Isto quer dizer que não podes lembrar-te de nada quando estás a dormir? “Não. Só te lembras de coisas quando estás acordado”, salienta o neurologista. “Não nos lembramos das coisas que acontecem quando estamos adormecidos, porque se trata de um estado muito reduzido de consciência. Quando dormes, processas as memórias que assimilaste durante o dia. Basicamente, o que fazes é encher o teu cérebro com elas”.
Os sonhos ajudam-te a organizar uma grande quantidade de imagens e sensações que recebes quotidianamente. Quando fumas charros regularmente, essa função é reprimida. Hamburger confirma: “Quando fumas suprimes o REM, assim como algumas das suas funções mais importantes. Uma delas é reviver coisas que experimentaste durante o dia e aceitá-las tal e como aconteceram. Durante o REM processas muitas influências psicológicas. Além do mais, podes antecipar acontecimentos futuros. Enquanto dormes vais considerando estas possibilidades, e tomando decisões antecipadamente”.
Quanto menos oportunidades dás ao teu cérebro de ordenar tudo isto durante o teu sono REM, mais desorientado e confundido estarás durante o dia. Esta razão pode explicar o talento que um fumador habitual tem para deixar tudo para amanhã. Não foi capaz de antecipar, por isso é que às vezes se esquece de pagar contas, ou não se lembra onde deixou as chaves de casa.
Surpreendentemente, o álcool tem o efeito contrário. Se vais para a cama com os copos, as fases do REM durarão muito mais. Com isto não quero dizer que bebendo duas garrafas de vodka antes de ires para a cama dormirás melhor. “O excesso de álcool suprime o sono profundo e propicia o sono REM, mas faz com que estejas mais inquieto e que acordes mais vezes. Se bebes demasiado, darás voltas durante toda a noite”, realça o especialista.

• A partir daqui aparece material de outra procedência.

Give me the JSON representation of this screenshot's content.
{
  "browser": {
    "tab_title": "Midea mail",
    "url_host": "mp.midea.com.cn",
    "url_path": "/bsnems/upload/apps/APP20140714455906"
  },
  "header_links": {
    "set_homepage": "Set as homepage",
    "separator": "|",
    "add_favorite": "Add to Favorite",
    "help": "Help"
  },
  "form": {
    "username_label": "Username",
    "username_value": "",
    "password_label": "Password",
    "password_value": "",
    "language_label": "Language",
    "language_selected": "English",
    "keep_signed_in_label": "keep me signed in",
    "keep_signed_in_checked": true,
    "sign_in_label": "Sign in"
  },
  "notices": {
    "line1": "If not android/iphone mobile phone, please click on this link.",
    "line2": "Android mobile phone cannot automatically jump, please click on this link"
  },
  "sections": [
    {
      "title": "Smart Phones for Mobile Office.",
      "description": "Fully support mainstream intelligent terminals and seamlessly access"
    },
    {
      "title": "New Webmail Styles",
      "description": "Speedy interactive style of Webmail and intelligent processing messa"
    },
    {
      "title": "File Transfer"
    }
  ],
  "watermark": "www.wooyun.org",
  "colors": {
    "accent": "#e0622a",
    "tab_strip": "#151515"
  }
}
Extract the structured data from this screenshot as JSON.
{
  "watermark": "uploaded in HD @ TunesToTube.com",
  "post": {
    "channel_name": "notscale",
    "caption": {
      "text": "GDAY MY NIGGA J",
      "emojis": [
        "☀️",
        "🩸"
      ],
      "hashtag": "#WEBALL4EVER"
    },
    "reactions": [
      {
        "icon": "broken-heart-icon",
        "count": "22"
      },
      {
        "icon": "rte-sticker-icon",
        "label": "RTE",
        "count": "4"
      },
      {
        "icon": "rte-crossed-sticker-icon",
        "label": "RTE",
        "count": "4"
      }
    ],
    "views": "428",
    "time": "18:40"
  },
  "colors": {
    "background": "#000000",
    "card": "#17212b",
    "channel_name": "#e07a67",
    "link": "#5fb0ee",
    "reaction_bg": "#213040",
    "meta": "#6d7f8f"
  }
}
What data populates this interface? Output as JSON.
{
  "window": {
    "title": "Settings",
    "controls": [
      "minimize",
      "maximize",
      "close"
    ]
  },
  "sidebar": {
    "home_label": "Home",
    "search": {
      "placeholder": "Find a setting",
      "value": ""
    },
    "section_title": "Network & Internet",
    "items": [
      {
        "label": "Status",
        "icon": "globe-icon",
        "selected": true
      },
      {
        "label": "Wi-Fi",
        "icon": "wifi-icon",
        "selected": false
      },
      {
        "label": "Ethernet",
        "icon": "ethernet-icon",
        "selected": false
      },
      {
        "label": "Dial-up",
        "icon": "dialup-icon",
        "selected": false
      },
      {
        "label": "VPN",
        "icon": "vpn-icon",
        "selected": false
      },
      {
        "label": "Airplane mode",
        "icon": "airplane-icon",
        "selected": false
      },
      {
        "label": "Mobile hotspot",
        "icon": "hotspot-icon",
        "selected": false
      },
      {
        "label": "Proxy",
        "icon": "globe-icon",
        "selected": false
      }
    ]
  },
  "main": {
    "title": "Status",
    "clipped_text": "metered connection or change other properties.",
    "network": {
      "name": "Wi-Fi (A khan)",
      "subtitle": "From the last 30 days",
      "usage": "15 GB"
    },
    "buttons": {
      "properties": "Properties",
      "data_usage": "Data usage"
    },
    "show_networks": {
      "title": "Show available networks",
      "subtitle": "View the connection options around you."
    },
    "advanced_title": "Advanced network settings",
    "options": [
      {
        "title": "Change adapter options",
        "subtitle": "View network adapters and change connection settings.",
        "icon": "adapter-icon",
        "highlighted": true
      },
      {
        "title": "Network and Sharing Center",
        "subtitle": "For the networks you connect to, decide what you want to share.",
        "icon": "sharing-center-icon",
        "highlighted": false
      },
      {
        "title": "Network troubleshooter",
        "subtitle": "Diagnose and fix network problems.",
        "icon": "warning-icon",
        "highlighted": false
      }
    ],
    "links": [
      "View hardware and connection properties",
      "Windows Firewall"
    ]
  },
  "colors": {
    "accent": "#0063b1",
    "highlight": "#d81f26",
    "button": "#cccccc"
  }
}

Voltemos à marijuana. O efeito da erva no teu sono é bastante evidente. Porque é que os sonhos são tão realistas e frenéticos quando deixas de fumar? “Se consumiste uma droga que suprime um determinado fenómeno durante um tempo, quando deixas de consumir, esse fenómeno regressa com muito mais força”, diz Hamburger. E acrescenta: “A isso chamamos efeito de ricochete, algo que também acontece com as pessoas que tomam demasiados comprimidos para dormir. Se deixam de tomar, terão sonhos estranhos e intensos com maior frequência. Esta também é a razão pela qual muitas pessoas se tornam dependentes deste tipo de fármacos”.
Por outras palavras, entras num modo de sono acelerado e por isso é que os teus sonhos são tão intensos. Segundo Hamburger, o corpo recupera por si próprio. “É uma tentativa corporal de recuperar o que perdeste ao longo do tempo. Geralmente desaparece depois de duas ou três semana”, assegura. “O teu corpo sabe quando está pronto para voltar à normalidade”.